这是一个非常精简的 python 部分版本,它返回测试名称和最佳参考名称之间的最小距离。到目前为止,这项工作符合预期。当我导出模型并将其导入我的 Java 程序时,它总是返回相同的值(默认占位符的距离)。我假设,python 函数sparse_from_word_vec(word_vec) 不在模型中,这对我来说完全有意义,但是我应该如何制作这个稀疏张量?我的输入是一个字符串,我需要创建一个合适的稀疏张量(值)来计算距离。我还搜索了一种在 Java 端生成稀疏张量的方法,但没有成功。

import tensorflow as tf
import pandas as pd

d = {'NAME': ['max mustermann', 
              'erika musterfrau', 
              'joseph haydn', 
              'johann sebastian bach', 
              'wolfgang amadeus mozart']}

df = pd.DataFrame(data=d)  

input_name = tf.placeholder_with_default('max musterman',(), name='input_name')
output_dist = tf.placeholder(tf.float32, (), name='output_dist')

test_name = tf.sparse_placeholder(dtype=tf.string)
ref_names = tf.sparse_placeholder(dtype=tf.string)

output_dist = tf.edit_distance(test_name, ref_names, normalize=True)

def sparse_from_word_vec(word_vec):
    num_words = len(word_vec)
    indices = [[xi, 0, yi] for xi,x in enumerate(word_vec) for yi,y in enumerate(x)]
    chars = list(''.join(word_vec))
    return(tf.SparseTensorValue(indices, chars, [num_words,1,1]))

with tf.Session() as sess:
    sess.run(tf.global_variables_initializer())

    t_data_names=tf.constant(df['NAME'])
    reference_names = [el.decode('UTF-8') for el in (t_data_names.eval())]

    sparse_ref_names = sparse_from_word_vec(reference_names)
    sparse_test_name = sparse_from_word_vec([str(input_name.eval().decode('utf-8'))]*5)

    feeddict={test_name: sparse_test_name,
              ref_names: sparse_ref_names, 
              }    

    output_dist = sess.run(output_dist, feed_dict=feeddict)
    output_dist = tf.reduce_min(output_dist, 0)
    print(output_dist.eval())

    tf.saved_model.simple_save(sess,
                               "model-simple",
                               inputs={"input_name": input_name},
                               outputs={"output_dist": output_dist})

这是我的 Java 方法:

public void run(ApplicationArguments args) throws Exception {
  log.info("Loading model...");

  SavedModelBundle savedModelBundle = SavedModelBundle.load("/model", "serve");

  byte[] test_name = "Max Mustermann".toLowerCase().getBytes("UTF-8");


  List<Tensor<?>> output = savedModelBundle.session().runner()
      .feed("input_name", Tensor.<String>create(test_names))
      .fetch("output_dist")
      .run();

  System.out.printl("Nearest distance: " + output.get(0).floatValue());

}

【问题讨论】:

    标签: java tensorflow


    【解决方案1】:

    我能够让您的示例正常工作。

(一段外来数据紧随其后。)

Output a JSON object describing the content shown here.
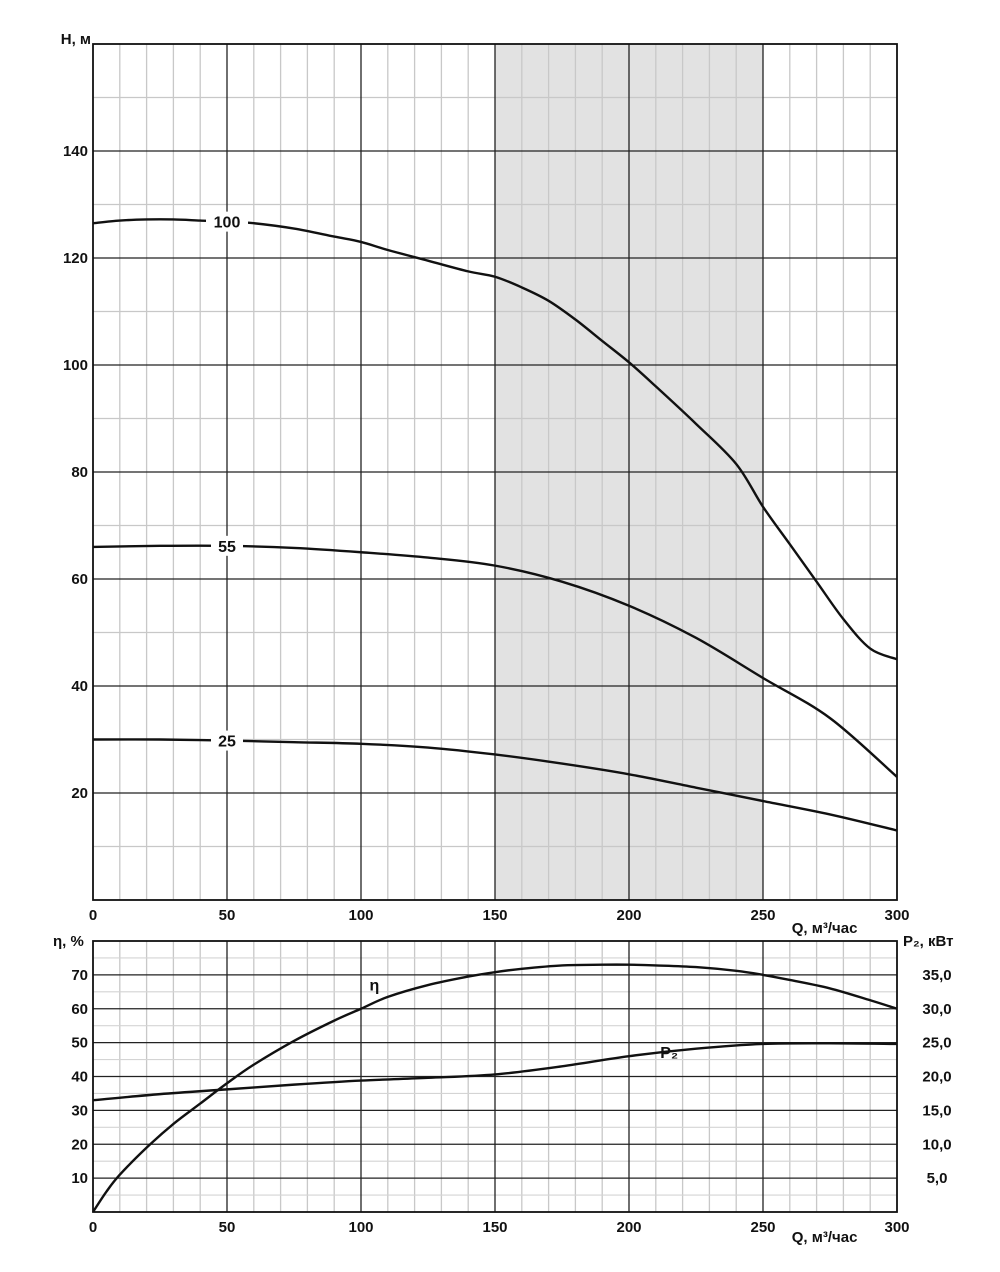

在深入研究之前,我在你的 python 代码上有几个 cmets。

    您在整个代码中使用变量 output_dist 来表示 3 种不同的值类型。我不是 python 专家,但我认为这是不好的做法。除了将其作为输入导出外,您也从未真正使用过input_name 占位符。最后一个是tf.saved_model.simple_save 已弃用,您应该改用tf.saved_model.Builder

    现在解决问题。

    使用命令jar tvf libtensorflow-x.x.x.jar(感谢this 帖子)查看libtensorflow jar 文件,您可以看到没有用于创建稀疏张量的有用绑定(也许提出功能请求?)。所以我们必须将输入更改为密集张量,然后向图中添加操作以将其转换为稀疏。在您的原始代码中,稀疏转换位于 python 端,这意味着 java 中加载的图形不会有任何操作。

    这是新的python代码:

    import tensorflow as tf
    import pandas as pd
    
    def model():
        #use dense tensors then convert to sparse for edit_distance
        test_name = tf.placeholder(shape=(None, None), dtype=tf.string, name="test_name")
        ref_names = tf.placeholder(shape=(None, None), dtype=tf.string, name="ref_names")
    
        #Java Does not play well with the empty character so use "/" instead
        test_name_sparse = tf.contrib.layers.dense_to_sparse(test_name, "/")
        ref_names_sparse = tf.contrib.layers.dense_to_sparse(ref_names, "/")
    
        output_dist = tf.edit_distance(test_name_sparse, ref_names_sparse, normalize=True)
    
        #output the index to the closest ref name
        min_idx = tf.argmin(output_dist)
    
        return test_name, ref_names, min_idx
    
    #Python code to be replicated in Java
    def pad_string(s, max_len):
        return s + ["/"] * (max_len - len(s))
    
    d = {'NAME': ['joseph haydn', 
                  'max mustermann', 
                  'erika musterfrau', 
                  'johann sebastian bach', 
                  'wolfgang amadeus mozart']}
    
    df = pd.DataFrame(data=d)  
    input_name = 'max musterman'
    
    #pad dense tensor input
    max_len = max([len(n) for n in df['NAME']])
    
    test_input = [list(input_name)]*len(df['NAME'])
    #no need to pad, all same length
    ref_input = list(map(lambda x: pad_string(x, max_len), [list(n) for n in df['NAME']]))
    
    
    with tf.Session() as sess:
        sess.run(tf.global_variables_initializer())
    
        test_name, ref_names, min_idx = model()
    
        #run a test to make sure the model works
        feeddict = {test_name: test_input,
                    ref_names: ref_input,
                }
        out = sess.run(min_idx, feed_dict=feeddict)
        print("test output:", out)
    
        #save the model with the new Builder API
        signature_def_map= {
        "predict": tf.saved_model.signature_def_utils.predict_signature_def(
            inputs= {"test_name": test_name, "ref_names": ref_names},
            outputs= {"min_idx": min_idx})
        }
    
        builder = tf.saved_model.Builder("model")
        builder.add_meta_graph_and_variables(sess, ["serve"], signature_def_map=signature_def_map)
        builder.save()
    

    这里是加载和运行它的java。这里可能还有很大的改进空间(java 不是我的主要语言),但它给了你想法。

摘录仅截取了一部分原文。